Retired SIUE librarians explore the evolution of the book

From the first known pictograph to present-day eBooks, two former SIUE librarians discussed the evolution of the book – and what comes next – last week as part of the College of Arts and Sciences Colloquium.

Charlotte Johnson, a retired SIUE librarian, discussed the evolution of the book as part of the College of Arts and Sciences Colloquium. Photo by Kari Williams

People were predicting the end of books as early as the 1800s, according retired SIUE librarian William Harroff, but from the 1960s to present day, institutions thought books were “the way it’s always going to be.”

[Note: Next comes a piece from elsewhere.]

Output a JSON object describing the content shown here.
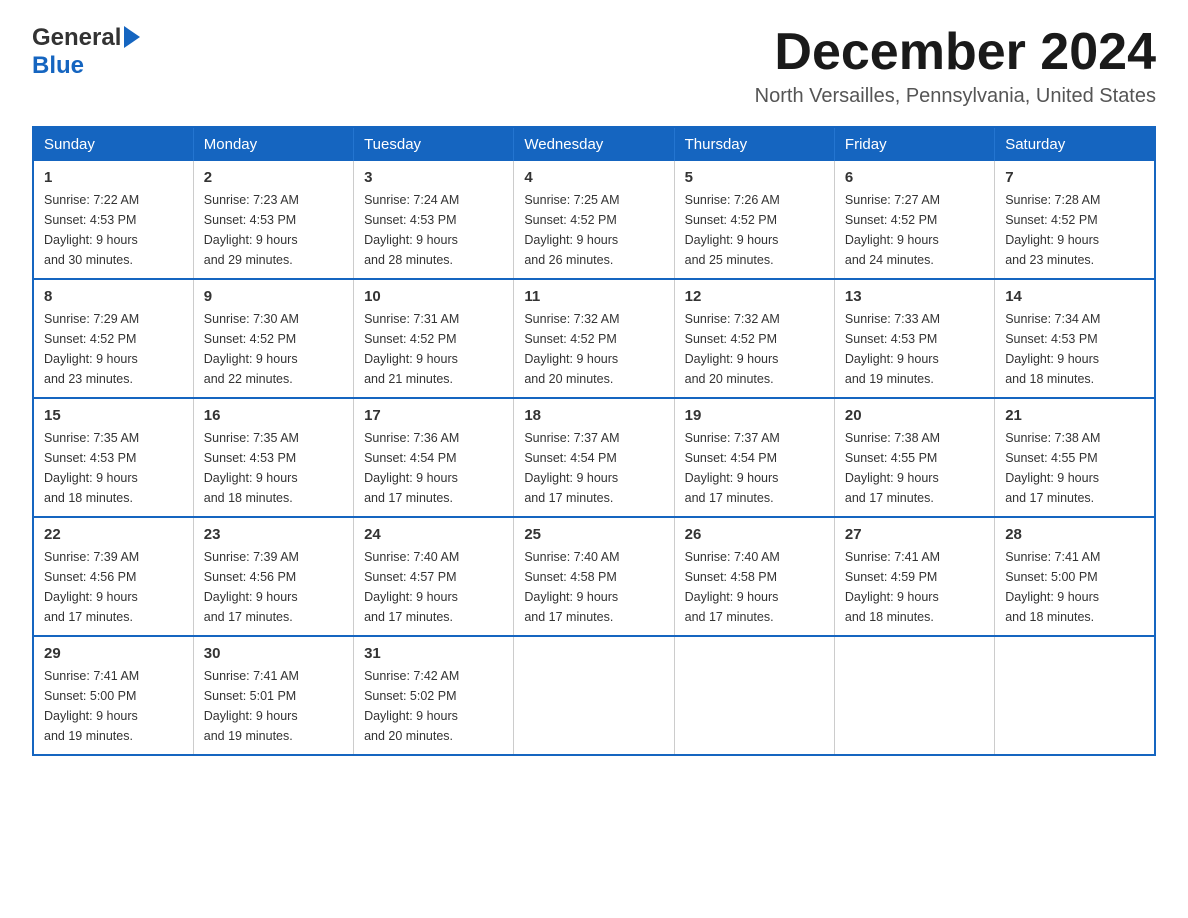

“Through technology and a lot of different means [and] thinking about things, we have changed that completely,” Harroff said.

Harroff said now the question is what the “next best container” will look like for books.

“Is it Dr. Who’s sonic screwdriver? … Or are we back at Rocky and Bullwinkle pulling a rabbit out of that magician’s hat?” Harroff said.

For children, there is a move to “read-and-play type story books,” according to retired SIUE librarian Charlotte Johnson.

Pop-up books are also being adapted for the digital age. A pop-up book of “A Christmas Carol” was recently adapted to the iPad and is now interactive, Johnson said.

In addition to books alone, there are also devices in cemeteries that will give \ the exact location of the grave one is looking for.

Johnson said if it does not exist already, there could be the possibility of headstones with QR codes on them to create an “augmented reality story of your life.” Friends and family could listen to a story of the deceased person’s life in the deceased person’s voice.

MIT graduate student Qie Ji created a physical scrapbook that incorporates circuits and stickers, according to Johnson, and also made an electronic scroll.

Michael Hart, founder of Project Gutenberg, looked into desktop publishing and realized that publications were born digital, according to Johnson. However, traditional publishers did not know what type of devices people would read books on.

One of the first eBooks was the Rocket eBook, which was strictly black and white.

“It was like the Tower of Babel…,” Johnson said. “They didn’t know what to publish to.”

Amazon and Sony talked about standards for eBooks, according to Johnson, and a conference was set up to come up with standards that would allow books on any device.

“Once they get a standard, everybody and their brother [will be] coming up with e-read device,” Johnson said.